Once upon a time, I could read old English, by which I mean of course, Anglo Saxon. I read Beowulf and poetry with internal rhyme. (Don’t ask.) I had to do that in order to earn an English degree. Either before of after that I could read Middle English and The Canterbury Tales. In the original!
I’m not bragging. I didn’t much enjoy doing either. I slogged through in the summer heat at the University of Toronto, running home each night to two toddlers and a stoic husband, who washed dishes.

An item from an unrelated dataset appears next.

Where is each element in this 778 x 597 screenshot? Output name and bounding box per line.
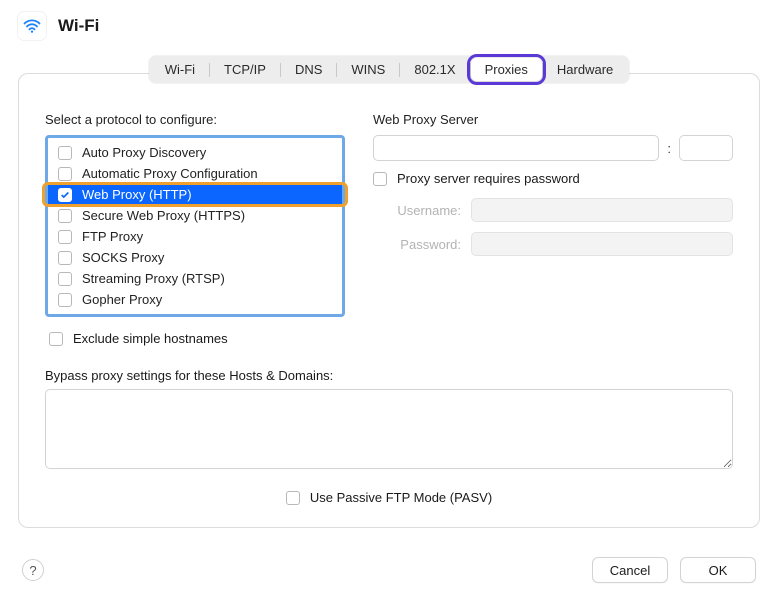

I mention these reading skills because I have recently been reminded of another amazing achievement of reading comprehension. I once understood Eleanor Catton’s The Luminaries.
Or at least I pretended to.
I wrote 3 blog posts about it, a review – in which I announced that I was about to start reading it all over again, https://115journals.com/2014/03/27/the-luminaries-eleanor-cattons-booker-prize-winning-novel/ a timeline of events https://115journals.com/2014/04/05/deconstructing-the-luminarie and a timeline about the trove of gold https://115journals.com/2014/04/14/deconstructing-the-luminaries-2-the-gold-trail/. I was reminded of these posts when another blogger referred to them yesterday. https://siowyookpeng.wordpress.com/2018/09/08/the-luminaries/
The bad news is I cannot now understand the posts, never mind the actual novel.
I had suspected this for a while because I could no longer answer questions posed by readers of these posts, but now I know for sure.
Really it was a waste of time for me to reread them, but I was waiting for my nails to dry.
I admit that I have also lost much of my French vocabulary, my Latin declensions, and all my algebra, except that joke – Stop asking us to find your ex; she’s not coming back and don’t ask why.
Use it or lose it.
Which doesn’t explain why I can’t remember the password for that damned Movie-Frame account I am trying to cancel before the free days run out.